Experiments in this dataset include: standard ELISAs and toxin neutralization assays for serological analysis; flow and mass cytometry for T and B cell analysis, in-vitro and cell-based assays for characterization of Hla antigens and skin infection modeling with S. aureus for antigen-adjuvant efficacy.
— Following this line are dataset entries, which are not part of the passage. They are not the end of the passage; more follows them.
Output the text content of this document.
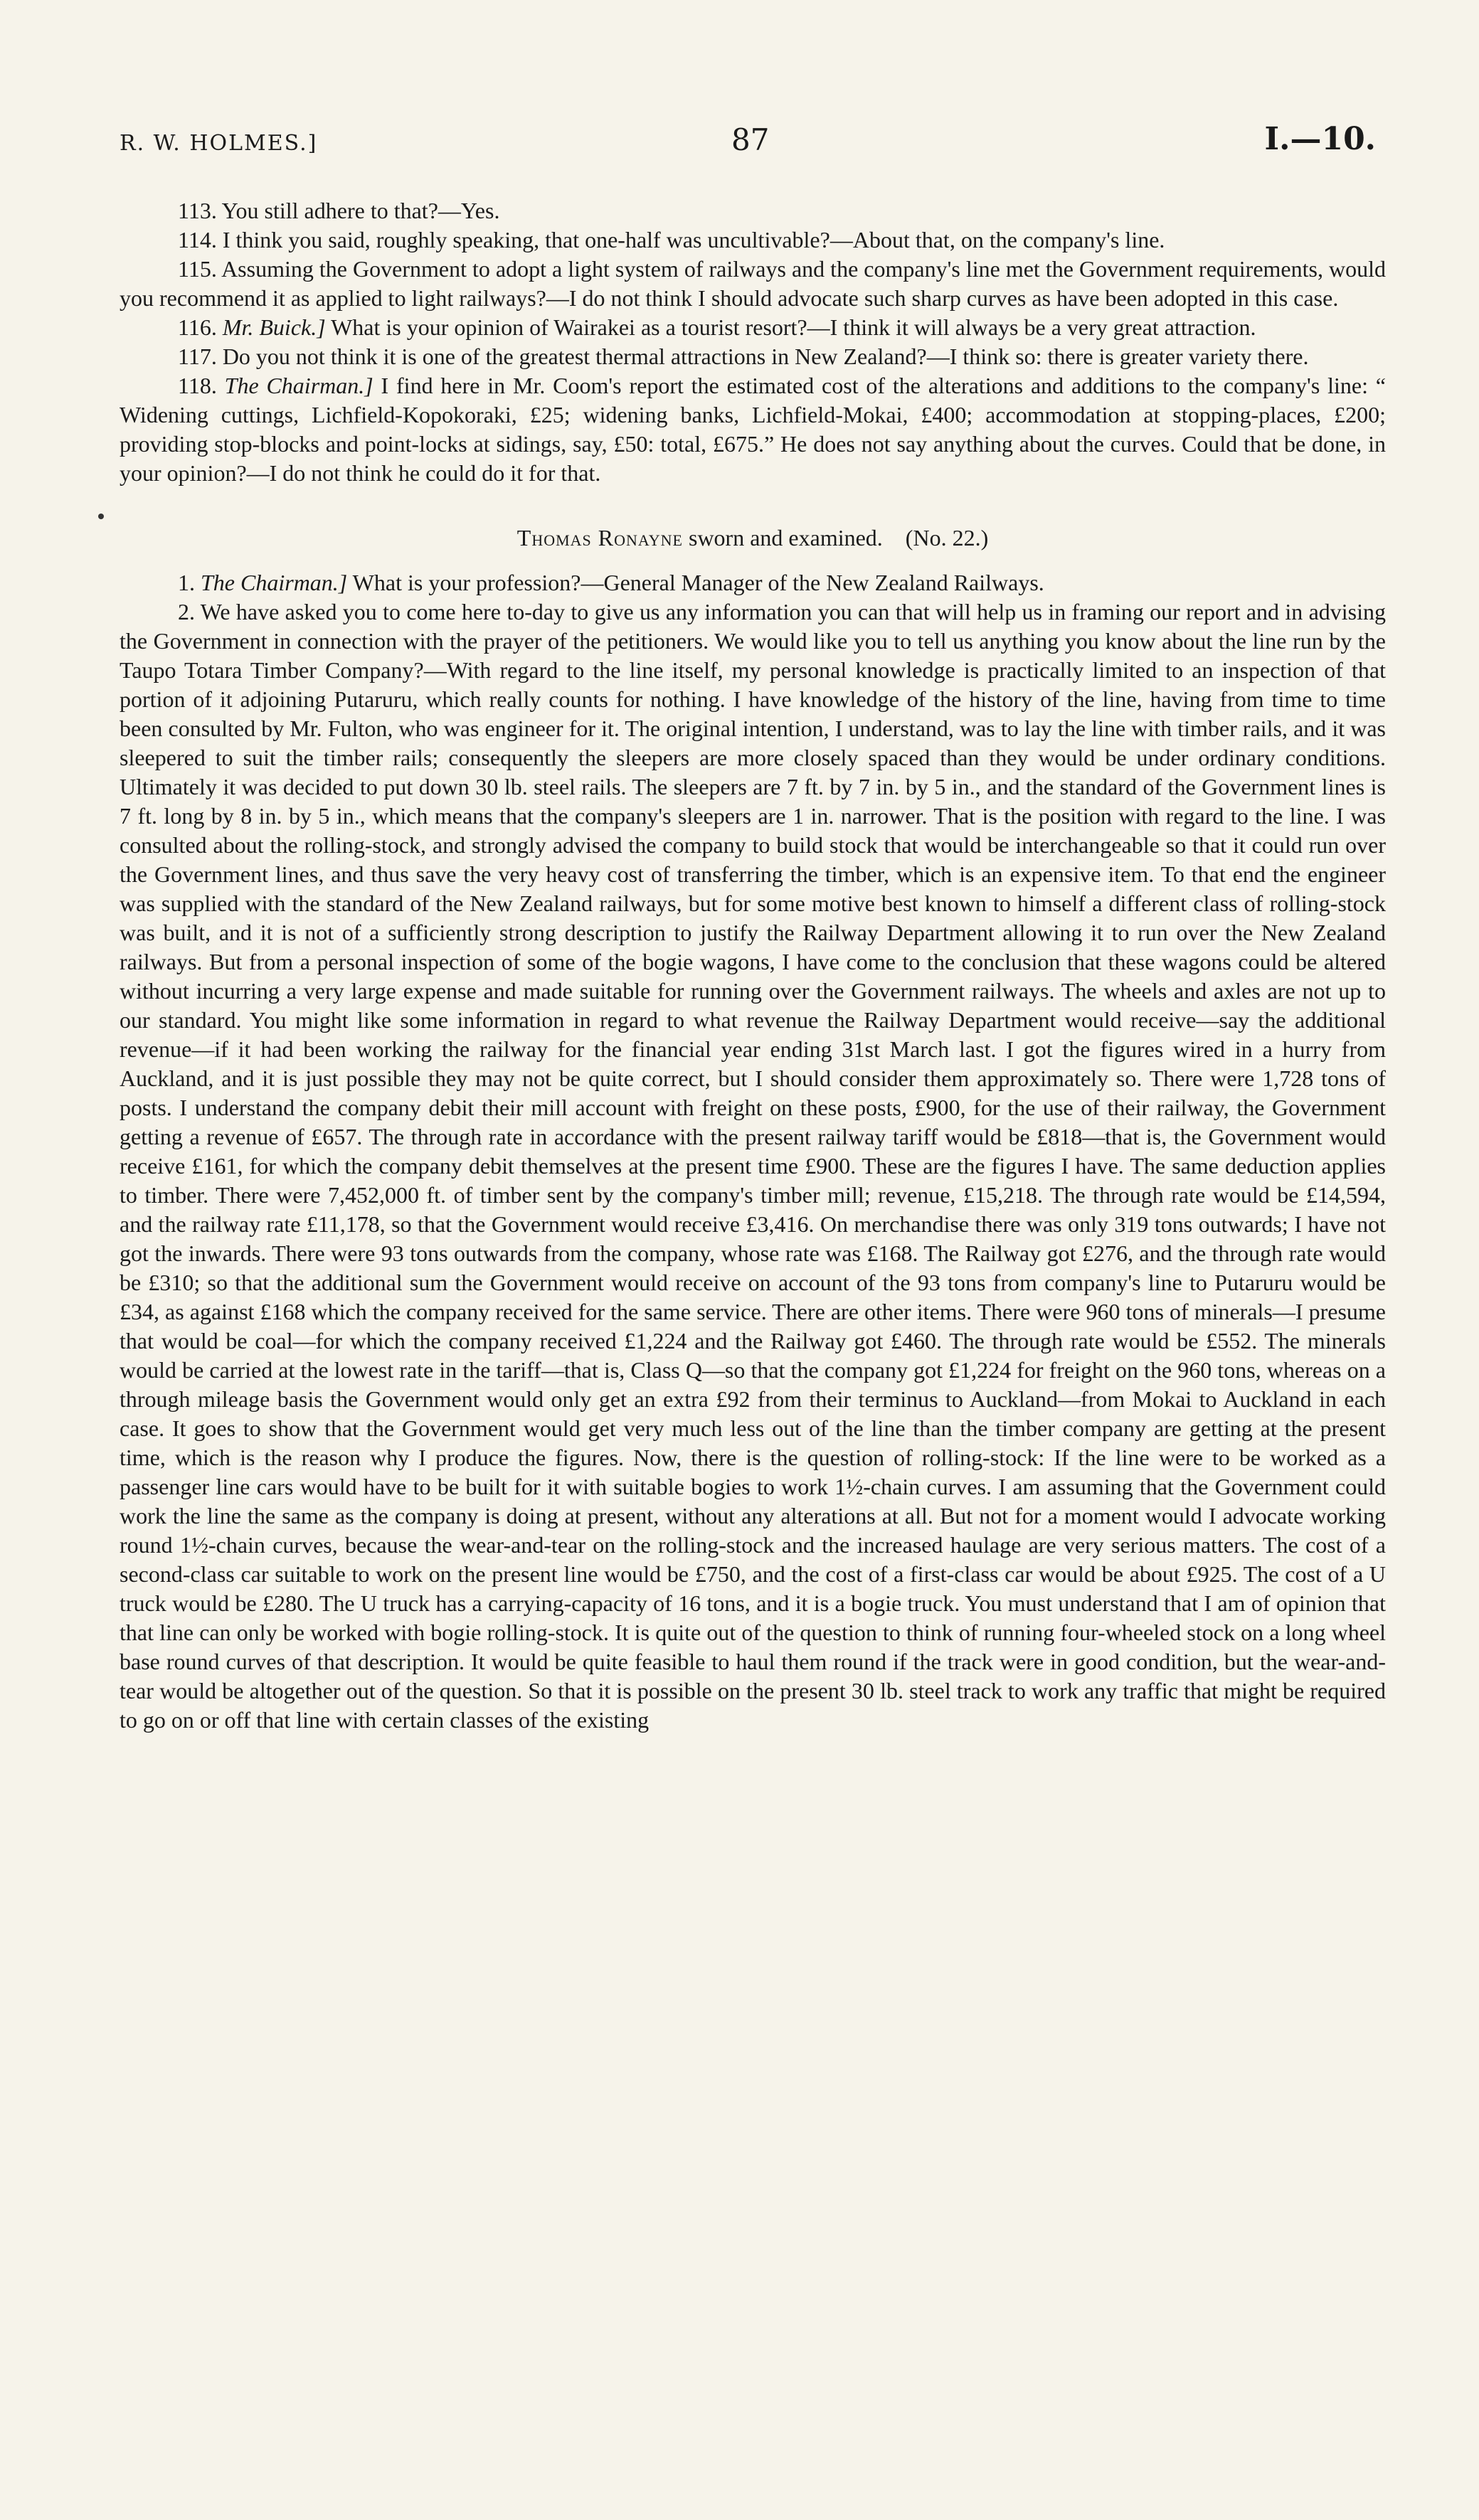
R. W. HOLMES.]	87	I.—10.

113. You still adhere to that?—Yes.

114. I think you said, roughly speaking, that one-half was uncultivable?—About that, on the company's line.

115. Assuming the Government to adopt a light system of railways and the company's line met the Government requirements, would you recommend it as applied to light railways?—I do not think I should advocate such sharp curves as have been adopted in this case.

116. Mr. Buick.] What is your opinion of Wairakei as a tourist resort?—I think it will always be a very great attraction.

117. Do you not think it is one of the greatest thermal attractions in New Zealand?—I think so: there is greater variety there.

118. The Chairman.] I find here in Mr. Coom's report the estimated cost of the alterations and additions to the company's line: “ Widening cuttings, Lichfield-Kopokoraki, £25; widening banks, Lichfield-Mokai, £400; accommodation at stopping-places, £200; providing stop-blocks and point-locks at sidings, say, £50: total, £675.” He does not say anything about the curves. Could that be done, in your opinion?—I do not think he could do it for that.

Thomas Ronayne sworn and examined. (No. 22.)

1. The Chairman.] What is your profession?—General Manager of the New Zealand Railways.

2. We have asked you to come here to-day to give us any information you can that will help us in framing our report and in advising the Government in connection with the prayer of the petitioners. We would like you to tell us anything you know about the line run by the Taupo Totara Timber Company?—With regard to the line itself, my personal knowledge is practically limited to an inspection of that portion of it adjoining Putaruru, which really counts for nothing. I have knowledge of the history of the line, having from time to time been consulted by Mr. Fulton, who was engineer for it. The original intention, I understand, was to lay the line with timber rails, and it was sleepered to suit the timber rails; consequently the sleepers are more closely spaced than they would be under ordinary conditions. Ultimately it was decided to put down 30 lb. steel rails. The sleepers are 7 ft. by 7 in. by 5 in., and the standard of the Government lines is 7 ft. long by 8 in. by 5 in., which means that the company's sleepers are 1 in. narrower. That is the position with regard to the line. I was consulted about the rolling-stock, and strongly advised the company to build stock that would be interchangeable so that it could run over the Government lines, and thus save the very heavy cost of transferring the timber, which is an expensive item. To that end the engineer was supplied with the standard of the New Zealand railways, but for some motive best known to himself a different class of rolling-stock was built, and it is not of a sufficiently strong description to justify the Railway Department allowing it to run over the New Zealand railways. But from a personal inspection of some of the bogie wagons, I have come to the conclusion that these wagons could be altered without incurring a very large expense and made suitable for running over the Government railways. The wheels and axles are not up to our standard. You might like some information in regard to what revenue the Railway Department would receive—say the additional revenue—if it had been working the railway for the financial year ending 31st March last. I got the figures wired in a hurry from Auckland, and it is just possible they may not be quite correct, but I should consider them approximately so. There were 1,728 tons of posts. I understand the company debit their mill account with freight on these posts, £900, for the use of their railway, the Government getting a revenue of £657. The through rate in accordance with the present railway tariff would be £818—that is, the Government would receive £161, for which the company debit themselves at the present time £900. These are the figures I have. The same deduction applies to timber. There were 7,452,000 ft. of timber sent by the company's timber mill; revenue, £15,218. The through rate would be £14,594, and the railway rate £11,178, so that the Government would receive £3,416. On merchandise there was only 319 tons outwards; I have not got the inwards. There were 93 tons outwards from the company, whose rate was £168. The Railway got £276, and the through rate would be £310; so that the additional sum the Government would receive on account of the 93 tons from company's line to Putaruru would be £34, as against £168 which the company received for the same service. There are other items. There were 960 tons of minerals—I presume that would be coal—for which the company received £1,224 and the Railway got £460. The through rate would be £552. The minerals would be carried at the lowest rate in the tariff—that is, Class Q—so that the company got £1,224 for freight on the 960 tons, whereas on a through mileage basis the Government would only get an extra £92 from their terminus to Auckland—from Mokai to Auckland in each case. It goes to show that the Government would get very much less out of the line than the timber company are getting at the present time, which is the reason why I produce the figures. Now, there is the question of rolling-stock: If the line were to be worked as a passenger line cars would have to be built for it with suitable bogies to work 1½-chain curves. I am assuming that the Government could work the line the same as the company is doing at present, without any alterations at all. But not for a moment would I advocate working round 1½-chain curves, because the wear-and-tear on the rolling-stock and the increased haulage are very serious matters. The cost of a second-class car suitable to work on the present line would be £750, and the cost of a first-class car would be about £925. The cost of a U truck would be £280. The U truck has a carrying-capacity of 16 tons, and it is a bogie truck. You must understand that I am of opinion that that line can only be worked with bogie rolling-stock. It is quite out of the question to think of running four-wheeled stock on a long wheel base round curves of that description. It would be quite feasible to haul them round if the track were in good condition, but the wear-and-tear would be altogether out of the question. So that it is possible on the present 30 lb. steel track to work any traffic that might be required to go on or off that line with certain classes of the existing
For antibody evaluation, a fixed concentration of purified alpha-toxin was incubated with serially diluted sera samples (immunized mice or from hospitalized human patients) and a standard HRP-based ELISA or a toxin neutralization assay with rabbit red blood cells was performed for antibody titers. For Hla variant functional analysis, the hemolytic activity was evaluated by incubating serially diluted toxin concentrations with rabbit red blood cells, supernatants were read at 450nm. Hla variants were analyzed for binding and oligomerization capability with [35S] labeled Hla incubated on rabbit red blood cells and analyzed by liquid scintillation and SDS-gels visualized using a phosphor imager. The stability of each toxin variant was measured by quantifying the melting temperature of each toxin variant (50% denaturation point) using Sypro Orange and analyzed from 20 to 90 °C in increments of 0.3°C. For S. aureus challenge and immunological analysis, C57BL/6 mice 6 weeks of age were anesthetized via intraperitoneal injection of ketamine (20 mg/kg) and xylazine (5 mg/kg) followed by right flank subcutaneous challenge with 1x108 CFU S. aureus strain USA300/LAC in 50µL PBS. Draining lymph nodes were collected either after immunization and/or infection and single cell suspensions at 1x10^6 were fluorescent labeled for extracellular and intracellular antibodies to analyze the T and B cell compartments via spectral flow cytometry. Single cell suspensions of 3x10^6 cells were also cisplatin labeled and stained for cell surface markers and intracellular antigens of interest and analyzed by CyTOF mass cytometry.Detailed experiment methodology used in this study is fully described in the Methods section of Enhanced Staphylococcus aureus protection by uncoupling the a-toxin-ADAM10 interaction during murine neonatal vaccination. Tomaszewski KL, Blanchard M et al. Nature Communications.